Falta de pagamento paralisa serviços
Maurício Borges
Odair StraliottiLixo é acumulado nas ruas centrais e de bairros de ApucaranaDesde a tarde de anteontem o lixo começou a ficar acumulado nos bairros e no centro de Apucarana, a partir da decisão da Construfert de paralisar os serviços terceirizados de varrição e coleta do lixo urbano. A medida foi justificada pela falta de pagamento dos serviços por parte da Prefeitura de Apucarana.
Ontem, para conter o acúmulo de lixo na cidade, a Secretaria de Serviços Urbanos improvisou a coleta de lixo com operários e quatro caminhões. Ao mesmo tempo, o prefeito Carlos Scarpelini (PPB) surpreendia diretores da Construfert, anunciando em entrevista coletiva, que a prefeitura está assumindo a execução deste serviço.

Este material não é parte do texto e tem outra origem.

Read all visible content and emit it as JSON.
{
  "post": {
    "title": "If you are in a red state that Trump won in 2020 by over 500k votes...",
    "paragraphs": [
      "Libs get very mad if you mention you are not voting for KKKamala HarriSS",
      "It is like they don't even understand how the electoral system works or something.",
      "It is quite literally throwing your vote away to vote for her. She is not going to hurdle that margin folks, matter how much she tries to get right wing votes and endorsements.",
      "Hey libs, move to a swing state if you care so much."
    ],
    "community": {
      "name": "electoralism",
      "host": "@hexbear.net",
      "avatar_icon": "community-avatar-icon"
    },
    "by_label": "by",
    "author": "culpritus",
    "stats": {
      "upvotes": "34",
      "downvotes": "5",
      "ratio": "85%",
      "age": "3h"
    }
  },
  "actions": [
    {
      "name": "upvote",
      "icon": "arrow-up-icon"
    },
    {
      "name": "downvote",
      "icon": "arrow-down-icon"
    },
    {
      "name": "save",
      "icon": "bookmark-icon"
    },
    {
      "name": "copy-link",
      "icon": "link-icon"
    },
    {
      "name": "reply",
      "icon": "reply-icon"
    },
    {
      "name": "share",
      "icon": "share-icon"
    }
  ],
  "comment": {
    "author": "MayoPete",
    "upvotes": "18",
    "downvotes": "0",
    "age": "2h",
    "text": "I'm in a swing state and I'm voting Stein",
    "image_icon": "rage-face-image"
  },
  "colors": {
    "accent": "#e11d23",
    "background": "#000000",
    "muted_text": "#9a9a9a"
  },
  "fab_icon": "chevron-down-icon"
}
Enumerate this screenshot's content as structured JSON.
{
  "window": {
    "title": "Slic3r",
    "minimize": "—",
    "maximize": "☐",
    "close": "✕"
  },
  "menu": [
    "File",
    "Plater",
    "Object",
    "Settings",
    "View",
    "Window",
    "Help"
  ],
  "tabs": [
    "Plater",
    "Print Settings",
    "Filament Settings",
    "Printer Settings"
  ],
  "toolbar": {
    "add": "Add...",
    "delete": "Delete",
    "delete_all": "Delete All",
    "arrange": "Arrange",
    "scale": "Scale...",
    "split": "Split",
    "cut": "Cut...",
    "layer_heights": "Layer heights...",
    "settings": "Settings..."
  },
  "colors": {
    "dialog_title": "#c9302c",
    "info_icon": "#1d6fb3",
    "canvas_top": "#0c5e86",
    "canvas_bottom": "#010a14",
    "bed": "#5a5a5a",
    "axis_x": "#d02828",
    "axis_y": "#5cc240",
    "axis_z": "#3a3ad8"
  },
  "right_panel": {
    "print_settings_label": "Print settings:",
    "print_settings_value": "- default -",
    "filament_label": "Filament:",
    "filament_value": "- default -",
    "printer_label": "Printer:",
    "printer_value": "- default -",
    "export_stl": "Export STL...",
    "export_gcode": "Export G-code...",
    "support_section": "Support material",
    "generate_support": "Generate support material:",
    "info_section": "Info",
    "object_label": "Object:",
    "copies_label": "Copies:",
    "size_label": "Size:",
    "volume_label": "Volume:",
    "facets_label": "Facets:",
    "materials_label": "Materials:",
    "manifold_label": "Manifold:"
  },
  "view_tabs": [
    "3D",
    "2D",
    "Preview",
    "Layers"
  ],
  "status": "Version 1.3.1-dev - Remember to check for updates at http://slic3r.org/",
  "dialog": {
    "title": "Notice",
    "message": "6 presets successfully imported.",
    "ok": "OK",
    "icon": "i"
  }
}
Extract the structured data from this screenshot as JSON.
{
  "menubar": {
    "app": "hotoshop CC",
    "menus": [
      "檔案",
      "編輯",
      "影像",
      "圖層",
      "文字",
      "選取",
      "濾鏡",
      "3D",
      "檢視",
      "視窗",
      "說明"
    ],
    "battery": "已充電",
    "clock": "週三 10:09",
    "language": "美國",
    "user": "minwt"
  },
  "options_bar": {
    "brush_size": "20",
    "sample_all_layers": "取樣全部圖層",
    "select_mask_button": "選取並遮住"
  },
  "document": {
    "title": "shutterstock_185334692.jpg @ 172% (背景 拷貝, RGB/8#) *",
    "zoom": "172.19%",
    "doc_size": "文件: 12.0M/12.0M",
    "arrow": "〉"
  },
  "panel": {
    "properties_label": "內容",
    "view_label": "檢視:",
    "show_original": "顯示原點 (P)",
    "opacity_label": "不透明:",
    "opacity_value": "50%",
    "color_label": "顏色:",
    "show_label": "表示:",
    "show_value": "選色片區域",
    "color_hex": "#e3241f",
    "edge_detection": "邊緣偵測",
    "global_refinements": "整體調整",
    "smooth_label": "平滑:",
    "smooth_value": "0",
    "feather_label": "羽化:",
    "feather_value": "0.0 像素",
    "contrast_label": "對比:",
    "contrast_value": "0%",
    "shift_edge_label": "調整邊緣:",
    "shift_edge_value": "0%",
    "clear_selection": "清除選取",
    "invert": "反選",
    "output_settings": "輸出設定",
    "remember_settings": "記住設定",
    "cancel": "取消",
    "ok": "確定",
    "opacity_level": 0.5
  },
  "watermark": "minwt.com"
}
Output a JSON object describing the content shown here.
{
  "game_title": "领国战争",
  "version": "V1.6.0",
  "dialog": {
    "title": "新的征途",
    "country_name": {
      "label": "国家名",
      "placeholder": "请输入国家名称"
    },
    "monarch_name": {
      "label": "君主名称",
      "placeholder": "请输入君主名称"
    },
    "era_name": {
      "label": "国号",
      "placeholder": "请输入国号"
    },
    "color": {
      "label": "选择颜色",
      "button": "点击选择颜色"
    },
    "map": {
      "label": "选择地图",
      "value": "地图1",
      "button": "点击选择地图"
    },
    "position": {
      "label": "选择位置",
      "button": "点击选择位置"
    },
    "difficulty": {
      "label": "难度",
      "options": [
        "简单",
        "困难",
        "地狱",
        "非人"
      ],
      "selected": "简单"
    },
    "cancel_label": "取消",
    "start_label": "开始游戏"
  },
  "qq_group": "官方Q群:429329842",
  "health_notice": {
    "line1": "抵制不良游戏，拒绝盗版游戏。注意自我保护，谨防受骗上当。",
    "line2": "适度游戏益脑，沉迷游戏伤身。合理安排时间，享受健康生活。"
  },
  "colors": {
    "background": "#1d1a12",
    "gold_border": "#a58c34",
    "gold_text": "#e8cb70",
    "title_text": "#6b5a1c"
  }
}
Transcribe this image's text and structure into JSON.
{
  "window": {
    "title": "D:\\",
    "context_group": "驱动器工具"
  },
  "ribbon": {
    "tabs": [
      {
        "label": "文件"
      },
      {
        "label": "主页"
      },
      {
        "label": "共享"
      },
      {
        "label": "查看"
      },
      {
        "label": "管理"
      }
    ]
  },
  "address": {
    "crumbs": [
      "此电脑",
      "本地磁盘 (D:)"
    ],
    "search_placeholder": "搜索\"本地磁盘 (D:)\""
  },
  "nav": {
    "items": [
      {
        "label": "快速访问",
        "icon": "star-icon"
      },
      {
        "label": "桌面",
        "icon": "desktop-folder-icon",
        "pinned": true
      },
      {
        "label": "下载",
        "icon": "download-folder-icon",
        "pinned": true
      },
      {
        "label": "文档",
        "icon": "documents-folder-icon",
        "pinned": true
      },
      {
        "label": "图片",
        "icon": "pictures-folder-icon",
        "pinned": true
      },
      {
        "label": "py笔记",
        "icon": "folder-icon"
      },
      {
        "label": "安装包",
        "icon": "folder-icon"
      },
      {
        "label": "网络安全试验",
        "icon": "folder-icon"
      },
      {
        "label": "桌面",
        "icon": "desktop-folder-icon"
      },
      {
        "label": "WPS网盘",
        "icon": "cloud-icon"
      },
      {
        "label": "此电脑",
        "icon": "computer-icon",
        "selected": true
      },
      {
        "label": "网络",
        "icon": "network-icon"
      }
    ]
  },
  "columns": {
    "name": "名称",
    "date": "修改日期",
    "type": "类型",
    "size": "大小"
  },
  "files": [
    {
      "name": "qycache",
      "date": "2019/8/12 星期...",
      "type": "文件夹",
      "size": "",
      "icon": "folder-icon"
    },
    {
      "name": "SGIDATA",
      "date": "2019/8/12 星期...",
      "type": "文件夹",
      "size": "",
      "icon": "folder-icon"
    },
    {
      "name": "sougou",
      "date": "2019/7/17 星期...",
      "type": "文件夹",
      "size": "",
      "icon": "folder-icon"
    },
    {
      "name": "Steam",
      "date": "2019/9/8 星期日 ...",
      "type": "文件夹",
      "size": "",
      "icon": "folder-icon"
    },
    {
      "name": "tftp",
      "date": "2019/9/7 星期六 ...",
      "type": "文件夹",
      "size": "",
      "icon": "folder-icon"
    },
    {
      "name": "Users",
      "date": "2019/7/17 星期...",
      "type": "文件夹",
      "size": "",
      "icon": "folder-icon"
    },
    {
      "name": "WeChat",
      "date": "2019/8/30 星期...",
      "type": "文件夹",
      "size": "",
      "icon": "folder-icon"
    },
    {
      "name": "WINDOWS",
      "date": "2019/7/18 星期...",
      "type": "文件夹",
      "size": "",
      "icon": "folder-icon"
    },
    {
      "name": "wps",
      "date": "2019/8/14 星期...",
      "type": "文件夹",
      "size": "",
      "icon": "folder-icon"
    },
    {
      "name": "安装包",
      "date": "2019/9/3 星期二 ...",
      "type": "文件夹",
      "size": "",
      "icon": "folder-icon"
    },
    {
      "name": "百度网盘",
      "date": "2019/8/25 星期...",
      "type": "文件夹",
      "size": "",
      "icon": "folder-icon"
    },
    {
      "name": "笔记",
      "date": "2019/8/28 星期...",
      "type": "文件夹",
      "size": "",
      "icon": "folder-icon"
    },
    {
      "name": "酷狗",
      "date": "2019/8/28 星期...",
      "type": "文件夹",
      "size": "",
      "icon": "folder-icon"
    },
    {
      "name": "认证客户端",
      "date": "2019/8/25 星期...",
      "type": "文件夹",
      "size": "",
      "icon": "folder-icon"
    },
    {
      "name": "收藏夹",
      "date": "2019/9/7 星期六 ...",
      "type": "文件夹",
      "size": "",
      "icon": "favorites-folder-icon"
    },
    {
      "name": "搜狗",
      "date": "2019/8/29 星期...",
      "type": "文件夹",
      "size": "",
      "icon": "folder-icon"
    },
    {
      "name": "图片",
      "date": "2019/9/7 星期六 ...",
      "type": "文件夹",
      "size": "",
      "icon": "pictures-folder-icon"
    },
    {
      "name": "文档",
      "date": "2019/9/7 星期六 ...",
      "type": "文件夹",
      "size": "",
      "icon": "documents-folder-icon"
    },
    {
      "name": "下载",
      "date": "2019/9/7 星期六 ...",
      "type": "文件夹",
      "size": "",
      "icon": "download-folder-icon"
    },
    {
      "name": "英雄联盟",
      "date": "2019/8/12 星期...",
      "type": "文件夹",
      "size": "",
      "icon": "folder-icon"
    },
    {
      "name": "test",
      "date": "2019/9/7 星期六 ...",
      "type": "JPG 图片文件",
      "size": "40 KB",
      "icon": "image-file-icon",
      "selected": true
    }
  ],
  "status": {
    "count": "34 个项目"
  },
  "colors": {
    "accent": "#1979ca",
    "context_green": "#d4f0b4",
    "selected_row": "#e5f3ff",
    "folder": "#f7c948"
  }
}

Infelizmente não temos suporte financeiro para arcar com os custos da terceirização do serviço, comentou. A prefeitura gasta em média R$ 130 mil por mês. Com a locação de veículos coletores e pessoal próprio, a prefeitura pretende reduzir o custo em pelo menos 50%.
A decisão visa reduzir custos da máquina administrativa. Estamos nos adaptando a uma nova realidade ditada pelo Plano Real, e numa época em que o desempenho da receita tem sido fraco, justificou.
De acordo com Scarpelini, em 97 a prefeitura arrecadou cerca de R$ 300 mil com as taxas de varrição e coleta de lixo, cobrados no Imposto Predial Urbano (IPTU), enquanto que a despesa com a terceirização é de R$ 1,5 milhão/ano. Ele assinalou ainda que se os operários que estão a serviço da Construfert forem dispensados, a prefeitura pretende contratá-los para trabalhar na mesma função.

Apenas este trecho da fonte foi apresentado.